The Deferred Action for Childhood Arrivals program, or DACA, was created under former President Barack Obama to grant work permits for young adults - typically people ages 15 to 35 - who were brought into the country illegally as young children.
Trump said he would announce his decision Tuesday - leaving nearly 800,000 people nationwide waiting four days to learn their fate.
With their clients' legal status at risk, Colorado Springs immigration attorneys urged Trump to continue the program.
"These are the type of young people whose clean records, education and youth make them potential productive members of our community and economy," Pavri said. "It seems like a real shame for Colorado Springs to lose out on that."
He called ending the program a "moral tragedy" that would punish young professionals for decisions their parents made while they were toddlers or young children.
The exact number of people in the DACA program in Colorado Springs is unclear.
Since mid-2012, Pavri's office has helped nearly 500 people enroll in it, and he estimated the community's overall figure at more than 2,000 people.
They mostly came from across Mexico and Central America, and they have used the program - and the Social Security number it affords - to attend college, get well-paying jobs and run their own companies, said Stephanie Izaguirre, a Colorado Springs and Pueblo immigration attorney. In the process, they have received car loans, taken on student debt and obtained mortgages.
On Friday, she and Pavri urged clients whose status in the program is expiring to immediately file their applications.

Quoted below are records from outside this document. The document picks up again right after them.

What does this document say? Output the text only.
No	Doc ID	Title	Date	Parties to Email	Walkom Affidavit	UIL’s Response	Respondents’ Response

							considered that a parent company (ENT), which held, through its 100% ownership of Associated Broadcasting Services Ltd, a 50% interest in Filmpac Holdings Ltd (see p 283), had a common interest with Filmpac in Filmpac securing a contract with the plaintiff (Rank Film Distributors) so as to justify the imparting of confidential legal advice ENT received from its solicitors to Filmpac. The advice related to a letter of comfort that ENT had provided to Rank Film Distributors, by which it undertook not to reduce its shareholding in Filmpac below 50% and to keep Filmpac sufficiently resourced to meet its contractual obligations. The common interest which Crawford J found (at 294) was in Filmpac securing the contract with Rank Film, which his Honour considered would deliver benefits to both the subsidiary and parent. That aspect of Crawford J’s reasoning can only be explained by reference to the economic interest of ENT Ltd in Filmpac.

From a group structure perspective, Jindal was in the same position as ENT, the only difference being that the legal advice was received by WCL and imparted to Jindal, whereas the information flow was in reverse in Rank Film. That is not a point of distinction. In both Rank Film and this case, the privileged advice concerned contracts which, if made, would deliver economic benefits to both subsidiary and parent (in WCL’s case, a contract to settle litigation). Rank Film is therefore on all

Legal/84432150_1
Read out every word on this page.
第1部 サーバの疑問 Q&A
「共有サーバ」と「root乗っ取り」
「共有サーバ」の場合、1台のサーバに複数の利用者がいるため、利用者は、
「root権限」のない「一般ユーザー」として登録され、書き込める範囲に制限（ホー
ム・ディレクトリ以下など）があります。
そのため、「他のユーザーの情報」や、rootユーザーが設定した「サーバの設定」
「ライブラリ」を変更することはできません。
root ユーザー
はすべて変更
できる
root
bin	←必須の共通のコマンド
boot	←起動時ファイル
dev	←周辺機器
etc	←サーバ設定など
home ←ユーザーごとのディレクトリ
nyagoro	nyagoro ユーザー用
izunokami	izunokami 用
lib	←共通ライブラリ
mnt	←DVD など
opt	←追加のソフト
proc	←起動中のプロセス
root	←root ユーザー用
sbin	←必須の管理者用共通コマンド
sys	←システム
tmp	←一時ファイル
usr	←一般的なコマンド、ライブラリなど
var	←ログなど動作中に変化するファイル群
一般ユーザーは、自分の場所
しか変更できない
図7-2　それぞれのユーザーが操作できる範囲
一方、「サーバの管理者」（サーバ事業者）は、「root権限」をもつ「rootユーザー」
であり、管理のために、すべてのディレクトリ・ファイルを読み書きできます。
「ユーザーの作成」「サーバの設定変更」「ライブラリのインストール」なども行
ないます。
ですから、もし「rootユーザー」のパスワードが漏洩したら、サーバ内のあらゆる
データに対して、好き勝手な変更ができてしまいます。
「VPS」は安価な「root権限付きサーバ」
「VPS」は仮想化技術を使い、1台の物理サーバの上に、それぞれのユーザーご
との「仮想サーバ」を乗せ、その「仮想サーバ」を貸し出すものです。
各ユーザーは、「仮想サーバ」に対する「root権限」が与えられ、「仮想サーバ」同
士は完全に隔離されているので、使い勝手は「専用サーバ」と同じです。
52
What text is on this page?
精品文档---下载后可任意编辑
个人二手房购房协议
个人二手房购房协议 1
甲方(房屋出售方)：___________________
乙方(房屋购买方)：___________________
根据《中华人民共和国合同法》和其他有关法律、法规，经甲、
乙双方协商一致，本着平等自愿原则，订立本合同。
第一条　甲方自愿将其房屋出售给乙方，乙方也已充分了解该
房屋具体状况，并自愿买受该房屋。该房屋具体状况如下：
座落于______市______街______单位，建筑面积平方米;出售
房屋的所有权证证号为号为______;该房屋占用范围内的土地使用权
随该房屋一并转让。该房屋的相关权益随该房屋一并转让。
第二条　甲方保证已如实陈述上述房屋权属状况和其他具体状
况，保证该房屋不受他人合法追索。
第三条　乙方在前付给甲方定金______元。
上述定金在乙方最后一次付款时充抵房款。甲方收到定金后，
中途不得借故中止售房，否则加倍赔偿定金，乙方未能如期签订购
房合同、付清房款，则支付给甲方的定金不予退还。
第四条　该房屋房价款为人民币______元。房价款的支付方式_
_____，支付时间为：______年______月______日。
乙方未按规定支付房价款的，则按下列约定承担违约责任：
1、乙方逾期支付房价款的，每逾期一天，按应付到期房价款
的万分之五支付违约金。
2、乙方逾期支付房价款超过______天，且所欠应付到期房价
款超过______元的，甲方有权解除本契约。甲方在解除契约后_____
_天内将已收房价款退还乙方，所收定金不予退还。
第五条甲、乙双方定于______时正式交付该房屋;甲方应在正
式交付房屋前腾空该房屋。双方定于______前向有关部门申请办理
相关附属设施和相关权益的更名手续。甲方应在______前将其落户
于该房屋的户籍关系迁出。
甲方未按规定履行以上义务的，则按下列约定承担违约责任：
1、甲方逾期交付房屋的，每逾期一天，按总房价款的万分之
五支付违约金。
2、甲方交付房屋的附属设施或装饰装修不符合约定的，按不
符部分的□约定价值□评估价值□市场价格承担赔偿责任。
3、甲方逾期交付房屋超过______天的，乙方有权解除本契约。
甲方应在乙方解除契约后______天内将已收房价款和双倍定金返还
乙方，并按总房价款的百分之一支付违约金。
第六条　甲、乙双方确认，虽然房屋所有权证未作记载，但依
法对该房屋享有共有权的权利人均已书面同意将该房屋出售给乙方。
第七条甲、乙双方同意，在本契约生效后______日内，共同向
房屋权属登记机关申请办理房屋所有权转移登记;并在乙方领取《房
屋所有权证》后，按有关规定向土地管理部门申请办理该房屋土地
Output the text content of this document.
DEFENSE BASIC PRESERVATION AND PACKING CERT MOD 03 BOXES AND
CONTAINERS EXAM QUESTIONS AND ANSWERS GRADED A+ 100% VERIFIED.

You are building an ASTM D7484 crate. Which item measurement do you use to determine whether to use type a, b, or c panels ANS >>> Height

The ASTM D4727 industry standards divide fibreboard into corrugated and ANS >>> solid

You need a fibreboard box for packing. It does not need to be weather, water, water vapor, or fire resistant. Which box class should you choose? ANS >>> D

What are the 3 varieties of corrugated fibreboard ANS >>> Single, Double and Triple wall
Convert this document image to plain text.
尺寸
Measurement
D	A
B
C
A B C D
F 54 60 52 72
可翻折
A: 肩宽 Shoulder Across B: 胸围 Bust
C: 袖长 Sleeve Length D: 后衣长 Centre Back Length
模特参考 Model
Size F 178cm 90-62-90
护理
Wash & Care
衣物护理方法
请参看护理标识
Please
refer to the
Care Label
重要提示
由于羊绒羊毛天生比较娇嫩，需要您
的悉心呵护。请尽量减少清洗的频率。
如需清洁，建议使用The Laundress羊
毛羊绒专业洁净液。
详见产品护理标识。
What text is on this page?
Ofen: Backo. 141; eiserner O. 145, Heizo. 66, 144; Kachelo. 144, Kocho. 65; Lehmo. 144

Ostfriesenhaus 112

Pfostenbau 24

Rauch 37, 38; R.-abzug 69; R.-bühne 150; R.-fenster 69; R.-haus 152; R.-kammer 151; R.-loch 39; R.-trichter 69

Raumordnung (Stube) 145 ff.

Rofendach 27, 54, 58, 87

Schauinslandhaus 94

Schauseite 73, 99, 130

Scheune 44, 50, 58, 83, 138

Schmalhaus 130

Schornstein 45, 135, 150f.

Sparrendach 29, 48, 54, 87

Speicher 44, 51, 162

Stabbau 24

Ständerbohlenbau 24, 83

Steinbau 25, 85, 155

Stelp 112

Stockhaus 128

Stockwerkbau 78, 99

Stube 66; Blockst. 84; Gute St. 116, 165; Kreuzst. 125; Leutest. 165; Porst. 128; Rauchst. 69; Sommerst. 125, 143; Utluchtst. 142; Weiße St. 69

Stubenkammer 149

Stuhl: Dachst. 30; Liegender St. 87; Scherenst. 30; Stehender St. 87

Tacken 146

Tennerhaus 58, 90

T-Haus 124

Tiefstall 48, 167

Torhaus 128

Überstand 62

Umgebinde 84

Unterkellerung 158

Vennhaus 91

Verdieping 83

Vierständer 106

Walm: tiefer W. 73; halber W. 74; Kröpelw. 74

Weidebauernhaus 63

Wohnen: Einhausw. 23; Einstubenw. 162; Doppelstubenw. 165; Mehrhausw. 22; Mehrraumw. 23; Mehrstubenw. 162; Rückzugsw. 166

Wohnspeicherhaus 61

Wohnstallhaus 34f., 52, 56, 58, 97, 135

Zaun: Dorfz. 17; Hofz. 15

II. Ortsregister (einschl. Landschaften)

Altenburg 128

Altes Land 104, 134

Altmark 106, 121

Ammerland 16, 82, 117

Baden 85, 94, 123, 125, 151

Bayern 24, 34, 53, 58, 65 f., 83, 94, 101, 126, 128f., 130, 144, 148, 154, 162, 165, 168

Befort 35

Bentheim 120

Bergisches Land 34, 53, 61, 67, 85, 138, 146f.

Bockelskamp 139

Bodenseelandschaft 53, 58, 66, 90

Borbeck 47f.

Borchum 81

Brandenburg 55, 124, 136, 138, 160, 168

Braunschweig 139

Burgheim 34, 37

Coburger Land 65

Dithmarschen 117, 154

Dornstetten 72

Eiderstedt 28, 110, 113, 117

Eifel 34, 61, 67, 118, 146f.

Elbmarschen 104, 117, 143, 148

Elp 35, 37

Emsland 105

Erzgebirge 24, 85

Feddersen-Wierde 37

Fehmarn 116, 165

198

At worst, they would lose their $495 application fee, Pavri said. At best, they would get another two years to remain in the U.S., should Trump decide to allow people already in the program to carry out the rest of their terms.
He also urged people not already in the program to avoid joining, because doing so would give the federal government access to a wealth of personal information.
For most people, however, the options were far more limited.
"Legally, all they can do is wait and see," Izaguirre said.
The Associated Press contributed to this story.